Houston Methodist. Leading Medicine

Hand FAQ

Question:

I heard that having pain at night with carpal tunnel syndrome is a bad sign. Is this true?

Answer:

Some studies show that patients with carpal tunnel syndrome (CTS) who wake up at night are less likely to improve over time with treatment. Nighttime symptoms may be a sign of a more severe case of CTS.

Treating any painful musculoskeletal problem early on usually brings about better results than waiting until it becomes a severe problem. Most patients with CTS first notice numbness and tingling in the thumb and first two fingers of the hand. Later they may have hand and wrist pain, too.

t first symptoms at night go away by changing position or by shaking the hands. The patient with symptoms night and day may start to get muscle atrophy and weakness. Nighttime symptoms may be a sign that the condition has progressed to the point of irreversible nerve damage.

There's good news though. Several studies have shown that wearing splints on the wrists and forearms can reduce symptoms and help restore nerve function. These can be worn at night to prevent the symptoms. Day and nighttime use may give better results in the long-run.

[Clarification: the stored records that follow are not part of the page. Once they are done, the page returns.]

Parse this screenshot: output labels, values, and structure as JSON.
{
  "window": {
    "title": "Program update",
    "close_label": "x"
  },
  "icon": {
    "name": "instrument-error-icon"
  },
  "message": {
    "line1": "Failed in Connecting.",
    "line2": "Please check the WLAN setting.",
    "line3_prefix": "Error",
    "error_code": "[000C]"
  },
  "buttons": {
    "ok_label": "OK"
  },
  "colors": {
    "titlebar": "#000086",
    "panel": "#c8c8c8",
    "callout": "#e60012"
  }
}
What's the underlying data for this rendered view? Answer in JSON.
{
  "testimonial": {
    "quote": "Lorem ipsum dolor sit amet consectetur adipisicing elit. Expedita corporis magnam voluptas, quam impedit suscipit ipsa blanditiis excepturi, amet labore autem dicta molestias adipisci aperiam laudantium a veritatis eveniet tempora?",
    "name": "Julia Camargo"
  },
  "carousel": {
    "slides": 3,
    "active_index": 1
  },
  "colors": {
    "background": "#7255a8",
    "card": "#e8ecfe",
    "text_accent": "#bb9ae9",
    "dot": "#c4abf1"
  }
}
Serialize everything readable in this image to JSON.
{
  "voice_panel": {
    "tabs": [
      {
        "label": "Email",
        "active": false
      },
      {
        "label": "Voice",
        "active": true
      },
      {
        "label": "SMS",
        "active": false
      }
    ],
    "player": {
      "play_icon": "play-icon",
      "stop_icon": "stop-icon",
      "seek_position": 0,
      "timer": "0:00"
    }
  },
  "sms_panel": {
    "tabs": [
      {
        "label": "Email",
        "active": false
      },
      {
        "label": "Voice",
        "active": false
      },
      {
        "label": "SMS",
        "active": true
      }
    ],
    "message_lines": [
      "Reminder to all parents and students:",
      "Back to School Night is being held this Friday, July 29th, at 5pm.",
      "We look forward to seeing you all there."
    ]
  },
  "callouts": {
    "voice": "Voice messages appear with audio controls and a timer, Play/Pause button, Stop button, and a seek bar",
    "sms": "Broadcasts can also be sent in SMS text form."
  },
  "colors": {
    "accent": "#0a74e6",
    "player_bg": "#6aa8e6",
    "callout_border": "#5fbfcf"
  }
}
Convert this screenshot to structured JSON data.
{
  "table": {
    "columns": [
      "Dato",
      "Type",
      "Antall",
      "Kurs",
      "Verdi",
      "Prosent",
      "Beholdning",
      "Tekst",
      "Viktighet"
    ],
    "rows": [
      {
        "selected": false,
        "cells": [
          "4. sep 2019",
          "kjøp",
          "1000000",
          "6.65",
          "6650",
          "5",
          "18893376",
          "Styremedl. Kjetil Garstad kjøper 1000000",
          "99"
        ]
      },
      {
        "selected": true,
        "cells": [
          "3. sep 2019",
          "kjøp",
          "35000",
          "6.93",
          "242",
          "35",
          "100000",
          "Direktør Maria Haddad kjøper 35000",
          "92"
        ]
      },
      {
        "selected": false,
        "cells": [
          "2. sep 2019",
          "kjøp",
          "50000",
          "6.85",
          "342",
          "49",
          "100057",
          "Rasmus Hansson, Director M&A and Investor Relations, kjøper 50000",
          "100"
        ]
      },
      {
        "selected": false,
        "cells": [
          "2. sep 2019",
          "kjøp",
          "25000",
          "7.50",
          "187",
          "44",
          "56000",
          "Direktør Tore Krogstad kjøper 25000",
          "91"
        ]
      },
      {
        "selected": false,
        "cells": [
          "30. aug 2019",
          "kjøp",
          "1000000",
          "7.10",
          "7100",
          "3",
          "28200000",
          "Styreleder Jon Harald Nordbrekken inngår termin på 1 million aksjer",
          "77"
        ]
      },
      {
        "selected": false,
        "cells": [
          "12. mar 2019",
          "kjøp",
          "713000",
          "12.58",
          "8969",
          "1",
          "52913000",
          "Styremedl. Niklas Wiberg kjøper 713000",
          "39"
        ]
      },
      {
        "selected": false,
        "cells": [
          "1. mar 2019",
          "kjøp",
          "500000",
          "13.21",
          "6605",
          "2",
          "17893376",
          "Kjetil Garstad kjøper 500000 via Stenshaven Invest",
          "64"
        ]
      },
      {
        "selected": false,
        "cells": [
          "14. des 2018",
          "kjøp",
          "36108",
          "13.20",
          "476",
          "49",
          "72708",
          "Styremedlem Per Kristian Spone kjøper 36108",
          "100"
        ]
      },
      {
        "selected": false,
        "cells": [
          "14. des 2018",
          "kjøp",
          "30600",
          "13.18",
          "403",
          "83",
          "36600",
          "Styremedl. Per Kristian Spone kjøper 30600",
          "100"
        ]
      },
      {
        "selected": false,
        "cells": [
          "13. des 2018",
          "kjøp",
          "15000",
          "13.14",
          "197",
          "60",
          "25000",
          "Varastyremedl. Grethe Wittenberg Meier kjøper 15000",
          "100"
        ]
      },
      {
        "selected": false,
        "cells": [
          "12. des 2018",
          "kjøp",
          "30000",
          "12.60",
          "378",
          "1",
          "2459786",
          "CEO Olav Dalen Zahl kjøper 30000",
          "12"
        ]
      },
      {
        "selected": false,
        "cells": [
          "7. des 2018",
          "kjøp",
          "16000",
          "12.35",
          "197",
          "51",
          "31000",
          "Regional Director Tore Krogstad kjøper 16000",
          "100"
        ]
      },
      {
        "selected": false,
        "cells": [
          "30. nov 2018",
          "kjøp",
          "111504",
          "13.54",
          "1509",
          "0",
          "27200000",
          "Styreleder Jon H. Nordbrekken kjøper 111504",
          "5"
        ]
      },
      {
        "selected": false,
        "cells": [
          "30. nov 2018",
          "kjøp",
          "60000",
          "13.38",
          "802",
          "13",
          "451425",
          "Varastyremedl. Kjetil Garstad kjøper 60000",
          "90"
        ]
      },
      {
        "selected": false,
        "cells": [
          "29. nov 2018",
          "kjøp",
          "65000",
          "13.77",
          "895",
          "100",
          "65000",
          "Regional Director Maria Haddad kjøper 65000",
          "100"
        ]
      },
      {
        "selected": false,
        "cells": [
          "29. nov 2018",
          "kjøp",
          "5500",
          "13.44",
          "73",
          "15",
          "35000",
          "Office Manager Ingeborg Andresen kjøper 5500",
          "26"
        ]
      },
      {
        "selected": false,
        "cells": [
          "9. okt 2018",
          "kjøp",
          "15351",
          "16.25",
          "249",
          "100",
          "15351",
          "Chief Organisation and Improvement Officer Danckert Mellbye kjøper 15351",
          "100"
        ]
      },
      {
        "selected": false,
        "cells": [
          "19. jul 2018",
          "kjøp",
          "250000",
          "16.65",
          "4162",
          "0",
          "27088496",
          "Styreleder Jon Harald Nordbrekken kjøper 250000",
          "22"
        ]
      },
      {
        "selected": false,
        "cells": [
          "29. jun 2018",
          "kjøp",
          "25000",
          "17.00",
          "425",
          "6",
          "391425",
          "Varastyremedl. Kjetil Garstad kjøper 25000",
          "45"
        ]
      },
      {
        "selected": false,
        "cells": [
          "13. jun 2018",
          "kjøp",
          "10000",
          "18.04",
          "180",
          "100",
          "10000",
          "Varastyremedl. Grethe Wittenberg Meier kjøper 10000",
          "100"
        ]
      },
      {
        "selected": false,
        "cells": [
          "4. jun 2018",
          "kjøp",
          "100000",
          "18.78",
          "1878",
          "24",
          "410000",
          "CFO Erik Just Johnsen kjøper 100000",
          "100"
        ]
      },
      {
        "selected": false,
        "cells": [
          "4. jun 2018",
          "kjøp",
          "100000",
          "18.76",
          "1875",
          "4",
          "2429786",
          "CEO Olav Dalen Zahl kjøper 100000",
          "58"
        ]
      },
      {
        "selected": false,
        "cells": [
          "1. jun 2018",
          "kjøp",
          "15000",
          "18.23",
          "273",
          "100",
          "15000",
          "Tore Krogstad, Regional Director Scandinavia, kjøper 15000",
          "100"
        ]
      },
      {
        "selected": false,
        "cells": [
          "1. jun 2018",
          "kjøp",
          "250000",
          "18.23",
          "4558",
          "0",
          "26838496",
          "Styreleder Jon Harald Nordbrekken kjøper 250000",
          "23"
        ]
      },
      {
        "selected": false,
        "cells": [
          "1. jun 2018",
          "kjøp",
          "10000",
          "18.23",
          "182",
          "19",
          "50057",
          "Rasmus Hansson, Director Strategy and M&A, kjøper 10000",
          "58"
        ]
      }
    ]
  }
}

Robert A. Werner, MD, et al. Randomized Controlled Trial of Nocturnal Splinting for Active Workers with Symptoms of Carpal Tunnel Syndrome. In Archives of Physical Medicine and Rehabilitation. January 2005. Vol. 86. No. 1. Pp. 1-7.

*Disclaimer:* The information contained herein is compiled from a variety of sources. It may not be complete or timely. It does not cover all diseases, physical conditions, ailments or treatments. The information should NOT be used in place of visit with your healthcare provider, nor should you disregard the advice of your health care provider because of any information you read in this topic.